Edaravone in Amyotrophic Lateral Sclerosis’Lessons from the Clinical Development Program and the Importance of a Strategic Clinical Trial Design

Abstract

Edaravone significantly slows progression of amyotrophic lateral sclerosis (ALS), and is the first therapy to receive approval by the Food and Drug Administration (FDA) for the disease in 22 years.
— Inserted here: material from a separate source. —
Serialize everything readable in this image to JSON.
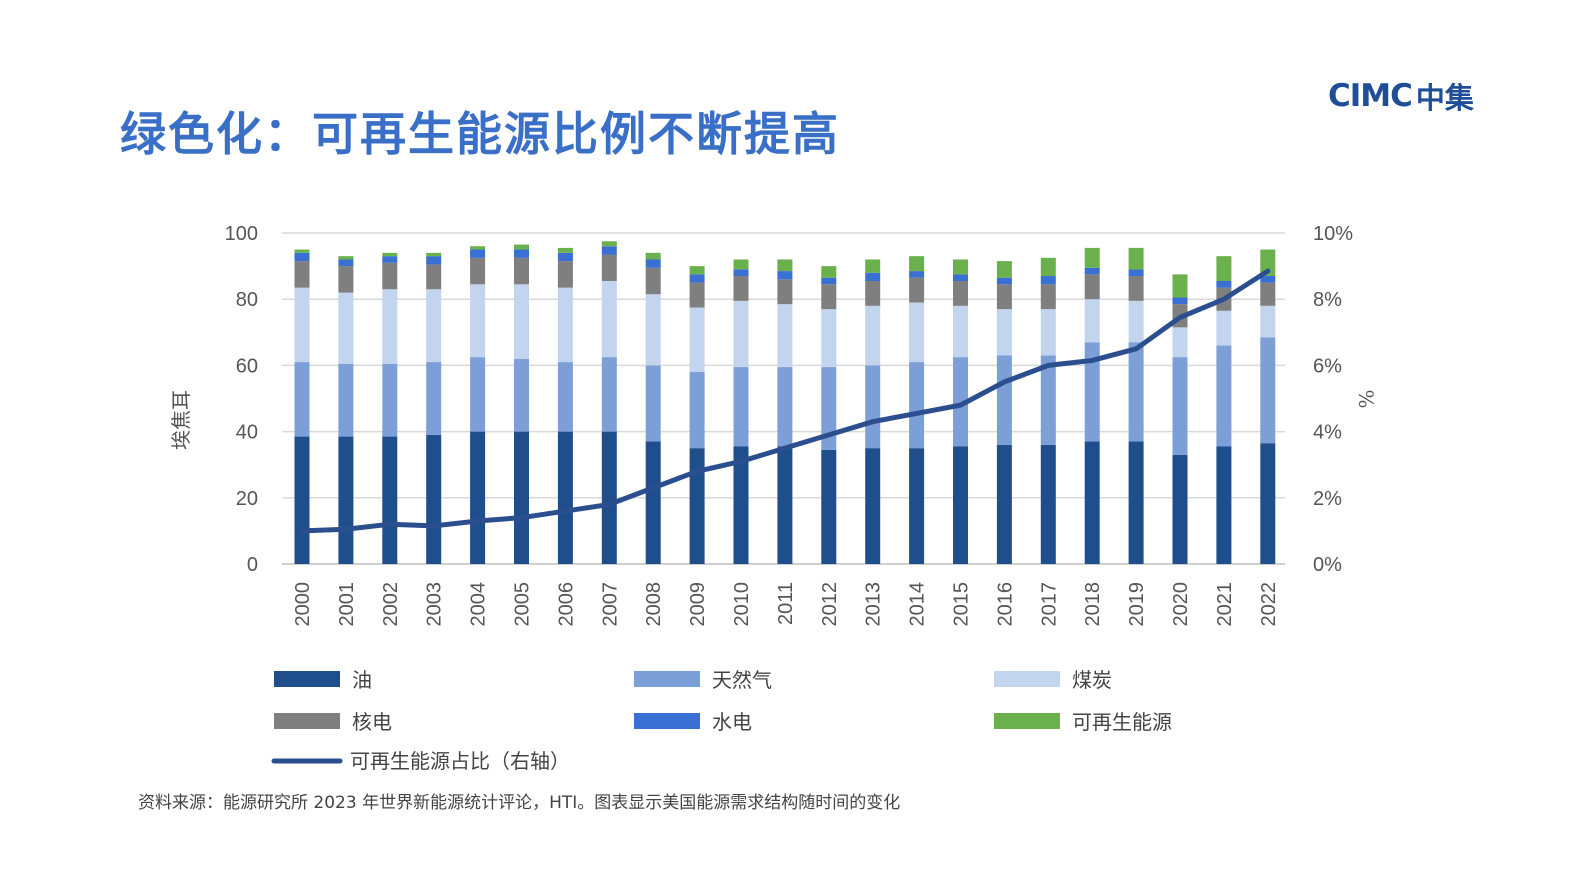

Approval of edaravone has marked a new chapter in pharmaceutical development since the key trial included a novel strategic clinical design involving cohort enrichment. In addition, approval was based on clinical trials that had a relatively small patient number and were performed outside of the US. Edaravone was developed through a series of clinical trials in Japan where it was determined that a well-defined subgroup of patients was required to reveal a treatment effect within the study period. Amyotrophic lateral sclerosis is associated with wide-ranging disease heterogeneity (both within the spectrum of ALS phenotypes as well as in the rate of progression). The patient cohort enrichment strategy aimed to address this heterogeneity and should now be considered as a viable, and perhaps preferred, trial design for future studies. Future research incorporating relevant biomarkers may help to better elucidate edaravone’s mechanism of action, pharmacodynamics, and subsequently ALS phenotypes that may preferentially benefit from treatment. In this review, we discuss the edaravone clinical development program, outline the strategic clinical trial design, and highlight important lessons for future trials.